The U.S. Court of Appeals for the D.C. Circuit rejected the lawsuit.

“If invalidating the regulations would change nothing in the market, why are EPA and California enforcing and defending the regulations?” Kavanaugh wrote.

“The whole point of the regulations is to increase the number of electric vehicles in the new automobile market beyond what consumers would otherwise demand and what automakers would otherwise manufacture and sell.”

Sotomayor and Jackson separately wrote the case may become moot.

“I see no need to expound on the law of standing in a case where the sole dispute is a factual one not addressed below,” Sotomayor wrote.

She said she would have sent the case back to the lower court to look at the issue again.

Jackson said her colleagues weren’t applying the standing doctrine evenhandedly and it can erode public trust in judges.

“This case gives fodder to the unfortunate perception that moneyed interests enjoy an easier road to relief in this Court than ordinary citizens. Because the Court had ample opportunity to avoid that result, I respectfully dissent,” Jackson wrote.

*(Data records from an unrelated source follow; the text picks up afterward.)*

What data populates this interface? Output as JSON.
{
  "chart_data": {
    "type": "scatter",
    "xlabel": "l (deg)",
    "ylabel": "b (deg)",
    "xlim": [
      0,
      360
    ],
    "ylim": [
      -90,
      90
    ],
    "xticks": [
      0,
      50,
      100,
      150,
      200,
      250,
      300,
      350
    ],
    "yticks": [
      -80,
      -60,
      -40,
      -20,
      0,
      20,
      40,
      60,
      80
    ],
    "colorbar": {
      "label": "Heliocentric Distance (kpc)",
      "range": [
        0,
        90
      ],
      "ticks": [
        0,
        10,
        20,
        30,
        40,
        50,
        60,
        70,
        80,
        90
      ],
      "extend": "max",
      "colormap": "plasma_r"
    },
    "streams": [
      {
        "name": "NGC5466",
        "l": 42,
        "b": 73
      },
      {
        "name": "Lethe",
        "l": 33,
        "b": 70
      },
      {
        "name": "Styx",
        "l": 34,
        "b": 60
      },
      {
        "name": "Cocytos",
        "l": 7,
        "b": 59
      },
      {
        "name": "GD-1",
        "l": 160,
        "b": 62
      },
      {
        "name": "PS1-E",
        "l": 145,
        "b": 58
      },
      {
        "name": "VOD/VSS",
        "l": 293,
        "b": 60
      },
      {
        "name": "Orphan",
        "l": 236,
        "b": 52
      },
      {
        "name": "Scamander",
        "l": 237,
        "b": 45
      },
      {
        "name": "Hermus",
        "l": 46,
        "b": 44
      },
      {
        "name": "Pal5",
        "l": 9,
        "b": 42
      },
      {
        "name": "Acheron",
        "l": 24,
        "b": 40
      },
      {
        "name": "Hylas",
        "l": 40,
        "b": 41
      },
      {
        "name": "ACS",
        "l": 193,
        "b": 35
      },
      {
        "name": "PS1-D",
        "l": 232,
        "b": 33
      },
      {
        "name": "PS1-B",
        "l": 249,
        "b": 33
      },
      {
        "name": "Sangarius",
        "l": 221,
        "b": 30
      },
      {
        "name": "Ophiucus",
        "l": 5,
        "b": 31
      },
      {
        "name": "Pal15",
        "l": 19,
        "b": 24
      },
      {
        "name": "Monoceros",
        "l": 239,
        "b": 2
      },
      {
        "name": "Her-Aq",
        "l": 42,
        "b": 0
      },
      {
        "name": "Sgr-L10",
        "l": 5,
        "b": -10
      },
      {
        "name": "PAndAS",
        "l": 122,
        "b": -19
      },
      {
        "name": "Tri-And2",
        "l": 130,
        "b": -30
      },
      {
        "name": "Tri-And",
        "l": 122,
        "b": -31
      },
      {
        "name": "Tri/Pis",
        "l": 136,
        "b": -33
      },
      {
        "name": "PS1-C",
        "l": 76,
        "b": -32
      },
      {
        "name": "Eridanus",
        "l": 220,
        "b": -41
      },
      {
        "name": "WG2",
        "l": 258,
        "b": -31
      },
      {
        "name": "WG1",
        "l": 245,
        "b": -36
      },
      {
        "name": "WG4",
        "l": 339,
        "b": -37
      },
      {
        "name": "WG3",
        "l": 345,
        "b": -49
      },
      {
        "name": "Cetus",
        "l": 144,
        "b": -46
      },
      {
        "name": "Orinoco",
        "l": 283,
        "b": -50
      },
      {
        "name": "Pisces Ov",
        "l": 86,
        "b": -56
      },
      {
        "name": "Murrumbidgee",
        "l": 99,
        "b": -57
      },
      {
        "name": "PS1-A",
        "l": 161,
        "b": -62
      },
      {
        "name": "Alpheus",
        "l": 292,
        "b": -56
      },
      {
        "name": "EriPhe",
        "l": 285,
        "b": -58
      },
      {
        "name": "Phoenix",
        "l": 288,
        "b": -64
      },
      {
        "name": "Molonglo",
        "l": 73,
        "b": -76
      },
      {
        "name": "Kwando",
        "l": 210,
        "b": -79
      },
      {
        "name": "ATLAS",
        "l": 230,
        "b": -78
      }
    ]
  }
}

The ruling does not prevent California and other states from enforcing standards, Vickie Patton, general counsel of the Environmental Defense Fund, told The Guardian.

“The standards have saved hundreds of lives, have provided enormous health benefits, and have saved families money,” Patton said. “While the Supreme Court has now clarified who has grounds to bring a challenge to court, the decision does not affect California’s bedrock legal authority to adopt pollution safeguards, nor does it alter the life-saving, affordable, clean cars program itself.”